HSBC, in the largest rights issue in UK history, is seeking to raise more than £12 billion from its investors. Peter Thal Larsen, Neil Hume and Kate Burgess (FT, Page 1, 28th Feb/01st Mar 09) in their article ‘HSBC to seek £12bn in record offering’ state that HSBC ‘is the latest in a long line of global banks to seek to strengthen its capital reserves by issuing shares’.
Peter Thal Larsen (FT Page 19, 3rd March 09) in his article ‘HSBC’s search for capital gives market the shudders’ reports that ‘…the bank’s decision to raise £12.5bn in fresh capital from its investors and cut its dividend for the first time any of its executives can remember was bound to send a shudder through the markets’. However HSBC is still seen as being in a stronger position than many other banks, and Stuart Gulliver, HSBC Chief Executive of Global Banking and Markets, stated ‘The rights issue is designed to get us a bullet-proof balance sheet’.
In their article ‘Segro to seek discounted rights issue’ (FT, Page 14, Financial Times 28th Feb/1st Mar 2009), Daniel Thomas and Neil Hume highlight Segro is seeking to raise 3300 million and that other property sector companies including Land Securities, British Land, and Hammerson have already approached investors with rights issues to the tune of more than £2 billion in recent weeks.
In similar vein, David Fickling, Kate Burgess and Neil Hume (FT, Page 17, 3rd Mar 09) in their article ‘Debt-laden Wolseley close to launching £1bn rights issue’ highlight the plight of Wolseley, the builders’ merchant whose ‘loss-making retail division [was] heavily exposed to the stagnant US housing market’.

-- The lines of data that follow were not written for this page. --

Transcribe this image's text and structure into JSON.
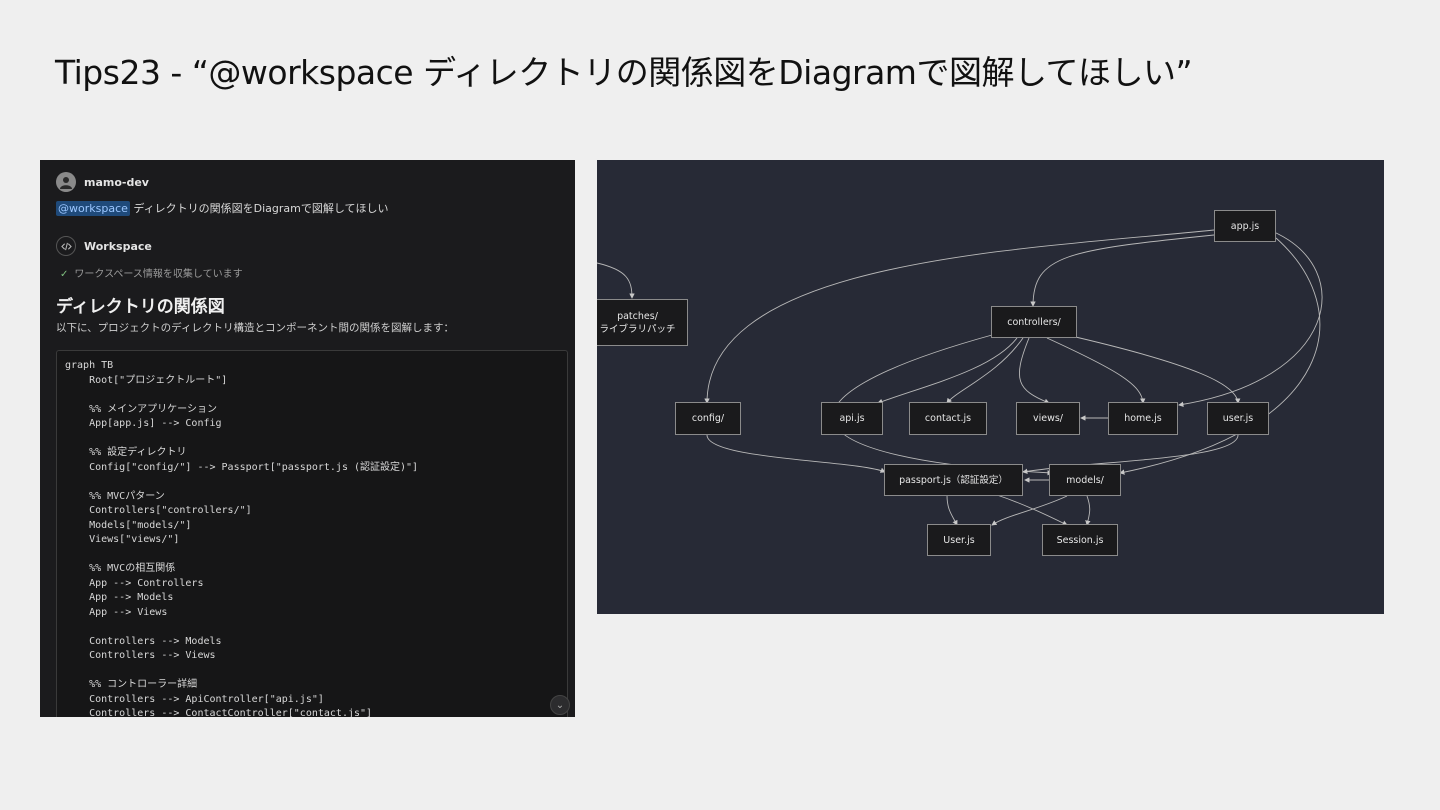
{
  "slide": {
    "title": "Tips23 - “@workspace ディレクトリの関係図をDiagramで図解してほしい”"
  },
  "chat": {
    "username": "mamo-dev",
    "mention": "@workspace",
    "prompt": " ディレクトリの関係図をDiagramで図解してほしい",
    "agent_name": "Workspace",
    "progress": "ワークスペース情報を収集しています",
    "heading": "ディレクトリの関係図",
    "description": "以下に、プロジェクトのディレクトリ構造とコンポーネント間の関係を図解します：",
    "code_lines": [
      "graph TB",
      "    Root[\"プロジェクトルート\"]",
      "",
      "    %% メインアプリケーション",
      "    App[app.js] --> Config",
      "",
      "    %% 設定ディレクトリ",
      "    Config[\"config/\"] --> Passport[\"passport.js (認証設定)\"]",
      "",
      "    %% MVCパターン",
      "    Controllers[\"controllers/\"]",
      "    Models[\"models/\"]",
      "    Views[\"views/\"]",
      "",
      "    %% MVCの相互関係",
      "    App --> Controllers",
      "    App --> Models",
      "    App --> Views",
      "",
      "    Controllers --> Models",
      "    Controllers --> Views",
      "",
      "    %% コントローラー詳細",
      "    Controllers --> ApiController[\"api.js\"]",
      "    Controllers --> ContactController[\"contact.js\"]"
    ]
  },
  "diagram": {
    "nodes": {
      "app": "app.js",
      "patches_1": "patches/",
      "patches_2": "ライブラリパッチ",
      "controllers": "controllers/",
      "config": "config/",
      "api": "api.js",
      "contact": "contact.js",
      "views": "views/",
      "home": "home.js",
      "user": "user.js",
      "passport": "passport.js（認証設定）",
      "models": "models/",
      "userModel": "User.js",
      "session": "Session.js"
    }
  }
}
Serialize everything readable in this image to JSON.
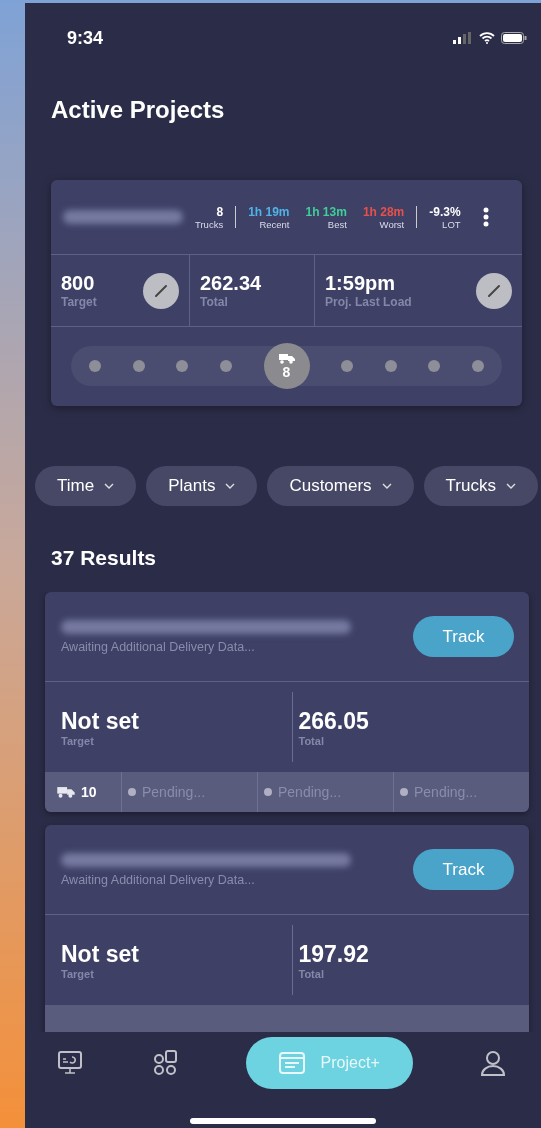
{
  "status_bar": {
    "time": "9:34"
  },
  "title": "Active Projects",
  "summary": {
    "trucks": {
      "value": "8",
      "label": "Trucks"
    },
    "times": [
      {
        "value": "1h 19m",
        "label": "Recent",
        "color": "#4fb3e8"
      },
      {
        "value": "1h 13m",
        "label": "Best",
        "color": "#3fcf9a"
      },
      {
        "value": "1h 28m",
        "label": "Worst",
        "color": "#e8504a"
      }
    ],
    "lot": {
      "value": "-9.3%",
      "label": "LOT"
    },
    "metrics": [
      {
        "value": "800",
        "label": "Target",
        "editable": true
      },
      {
        "value": "262.34",
        "label": "Total",
        "editable": false
      },
      {
        "value": "1:59pm",
        "label": "Proj. Last Load",
        "editable": true
      }
    ],
    "stops": [
      {
        "selected": false
      },
      {
        "selected": false
      },
      {
        "selected": false
      },
      {
        "selected": false
      },
      {
        "selected": true
      },
      {
        "selected": false
      },
      {
        "selected": false
      },
      {
        "selected": false
      },
      {
        "selected": false
      }
    ],
    "current_count": "8"
  },
  "filters": [
    "Time",
    "Plants",
    "Customers",
    "Trucks"
  ],
  "results_heading": "37 Results",
  "results": [
    {
      "status": "Awaiting Additional Delivery Data...",
      "action": "Track",
      "target": "Not set",
      "target_label": "Target",
      "total": "266.05",
      "total_label": "Total",
      "footer": {
        "trucks": "10",
        "slots": [
          "Pending...",
          "Pending...",
          "Pending..."
        ]
      }
    },
    {
      "status": "Awaiting Additional Delivery Data...",
      "action": "Track",
      "target": "Not set",
      "target_label": "Target",
      "total": "197.92",
      "total_label": "Total"
    }
  ],
  "nav": [
    {
      "kind": "monitor",
      "selected": false
    },
    {
      "kind": "apps",
      "selected": false
    },
    {
      "kind": "project",
      "label": "Project+",
      "selected": true
    },
    {
      "kind": "profile",
      "selected": false
    }
  ]
}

Shareholders taking up the rights will retain the same proportion of the share capital overall as they had prior to the rights issue. However shareholders not taking up the rights issue shares will have a lower proportion of the company’s share capital than they did prior to the rights issue i.e. their stake will be diluted. To avoid any dilution that would occur when companies do not offer shares to their existing shareholders first, in some jurisdictions the concept of pre-emption rights (that is, new shares have to be offered to existing shareholders first) has long been enshrined in company law. However as Oliver Ralph (FT, Page 6, 28th Feb/1st Mar 09) points out in his article ‘The begging letters start to arrive’, noted ‘The institutions are getting uppity because they, too, have been left out on certain occasions. Witness the outrage that Barclays provoked when it raised money from Middle East investors last year. More recently, Rio Tinto has enraged its institutional shareholders by offering convertible bonds on favourable terms’.
There are clear governance implications where investors’ shareholdings are diluted and equally the investors are somewhat ‘over a barrel’ as if they wish to avoid dilution, they have to pour more money into companies for reasons, and at a time, when they may not wish to do so.
There were also some problems with rights issues last year, including low take-up rates, and claims of market abuse through short-selling, and as a result the Rights Issue Review Group was established and reported back late last year. The full report ‘A Report to the Chancellor of the Exchequer: by the Rights Issue Review Group’ is available at http://www.hm-treasury.gov.uk/d/pbr08_rightsissue_3050.pdf
Following the Review, the Association of British Insurers (ABI), an influential body representing the collective interests of the UK insurance industry, altered its guidelines on rights issues so that companies will be able to issue new shares amounting to up to two-thirds of their existing issued share capital (previously one third) without obtaining shareholder approval. The purpose of the change is to facilitate rights issues.
Rights issue wave
It remains to be seen how many more companies will make rights issues but at the present time it seems a good option for companies, many of which are in dire need of a cash injection, although investors may be becoming wary and viewing rights issues as a case of good money after bad.